Danach bringt man die Bösen, die sich im Diesseits hübsch geführt haben, Dirnen nachgelaufen sind und sich hübsch gegen sie geziert und in allen Sünden befangen gewesen, die bringt man auch vors Gericht und fragt sie, warum sie so viel Böses getan und so ausschweifend gewesen sind. So sagt der Böse: »Mein Herr der Welt, ich bin gar ein hübscher Mensch gewesen und darum hat mich die Versuchung auch verführt, und Weiber haben sehr nach mir gelüstet, daß ich hab müssen ihren Willen tun.« Also sagt man: »Bist du denn schöner als der fromme Josef und hast du größere Verführung gehabt als der fromme Josef, da er bei seines Herrn Weib im Hause gewesen ist, die ihm abends und morgens seine weißen Hemden geschickt und einen goldenen Kamm, daß er sein Haar sollt damit ausstrählen, und anderes Geschmeide außer der großen Anreizung und der Worte, die sie ihm gegeben hat?« Und der gute, gerechte Josef hat doch nicht gewollt und hat seinen bösen Trieb überwunden, weil er sich nicht verunreinigen wollte, wie es heißt: »Er hörte nicht auf sie, bei ihr zu liegen, mit ihr zu sein.« Das ist zu verstehen, er hat nicht wollen bei ihr liegen auf dieser Welt, weil er nicht mit ihr sein wollte auf jener Welt, und ist nebbich darüber so jämmerlich ins Gefängnis gekommen. Und wenn nicht Gott mit seinem großen Erbarmen gewesen wäre, hätt er können ums Leben kommen. Doch er hat es nicht geachtet und sein böser Trieb hat ihn nicht beherrschen können. Also bedeutet der fromme Josef, daß die Bösen zur Verantwortung gezogen werden.

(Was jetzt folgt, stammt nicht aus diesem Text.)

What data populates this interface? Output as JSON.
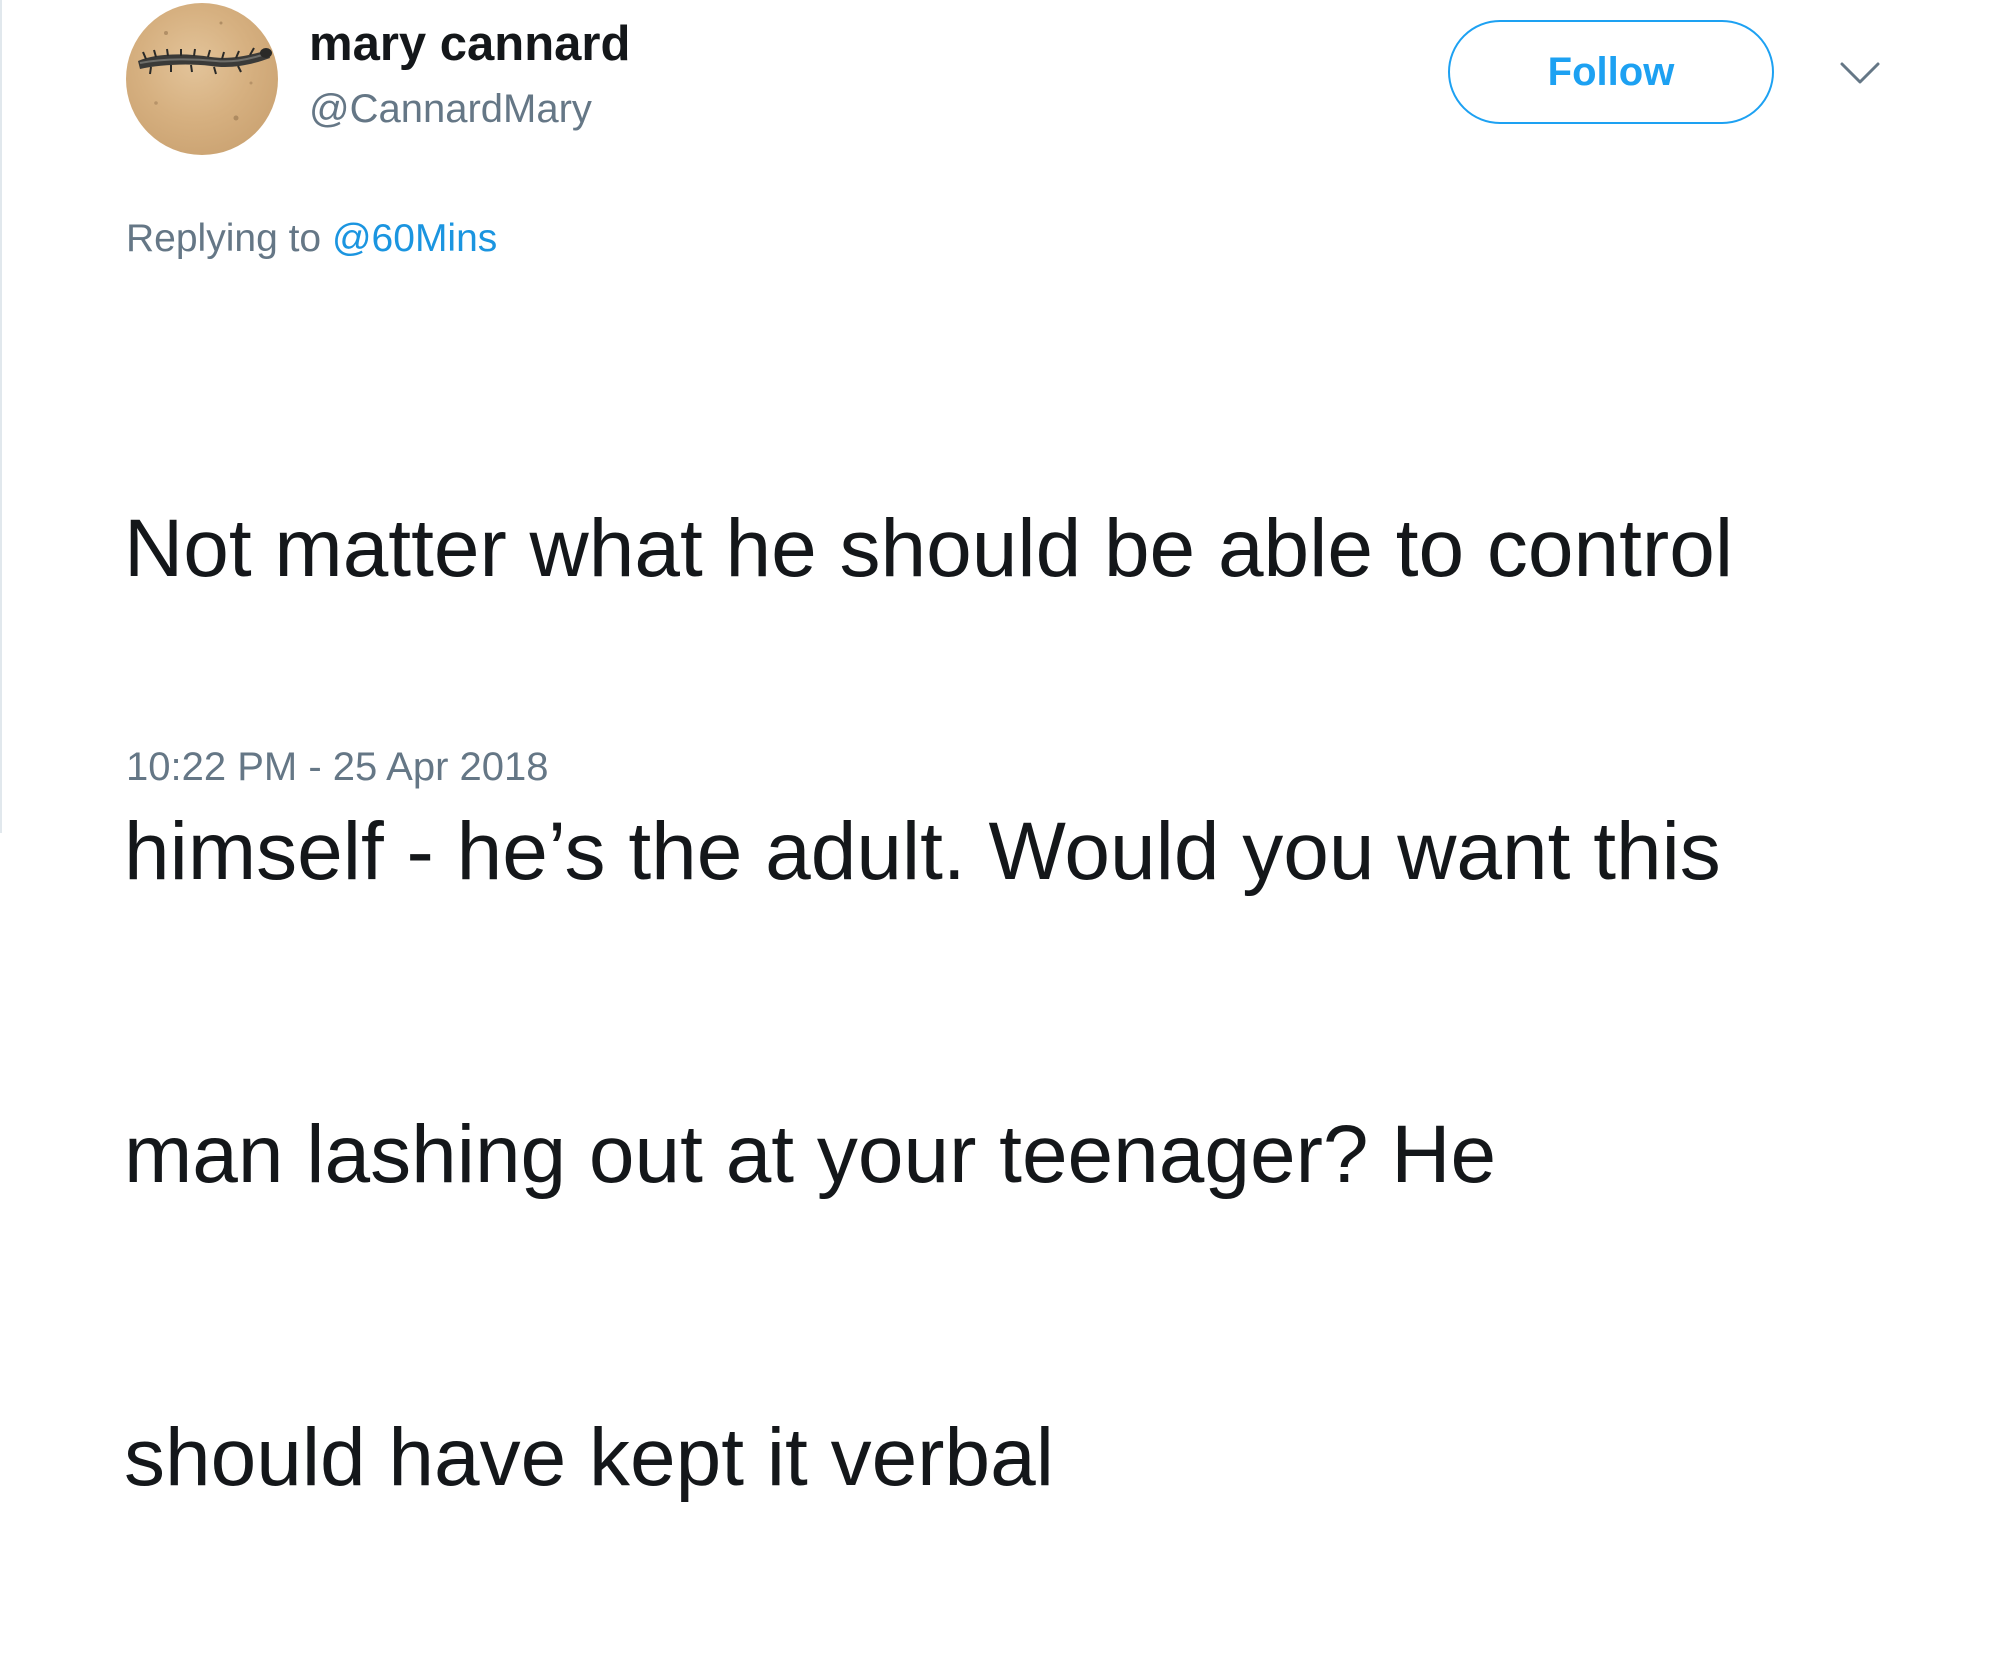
{
  "tweet": {
    "author": {
      "display_name": "mary cannard",
      "screen_name": "@CannardMary",
      "avatar": "caterpillar-photo-avatar"
    },
    "follow_label": "Follow",
    "more_icon": "chevron-down-icon",
    "reply_context": {
      "prefix": "Replying to",
      "mention": "@60Mins"
    },
    "text_lines": [
      "Not matter what he should be able to control",
      "himself - he’s the adult. Would you want this",
      "man lashing out at your teenager?  He",
      "should have kept it verbal"
    ],
    "timestamp": "10:22 PM - 25 Apr 2018"
  },
  "colors": {
    "accent": "#1da1f2",
    "mention": "#1b95e0",
    "secondary_text": "#657786",
    "primary_text": "#14171a",
    "border": "#e1e8ed"
  }
}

Was soll ich lang davon schreiben? Unsere Weisen haben schon viel davon in den Moralbüchern geschrieben.

Danach werden die dicken, fetten Reichen gebracht, die ihre Zeit als verbracht haben mit gut essen und gut trinken und Gott und seine Gebote nicht geachtet haben. Also werden sie auch gefragt werden, warum sie keine Thora

Empfohlene Zitierweise:
Glikl bas Judah Leib: Die Memoiren der Glückel von Hameln. Wien, 1910, Seite 131. Digitale Volltext-Ausgabe bei Wikisource, URL: https://de.wikisource.org/w/index.php?title=Seite:Glueckel_131.jpg&oldid=- (Version vom 1.8.2018)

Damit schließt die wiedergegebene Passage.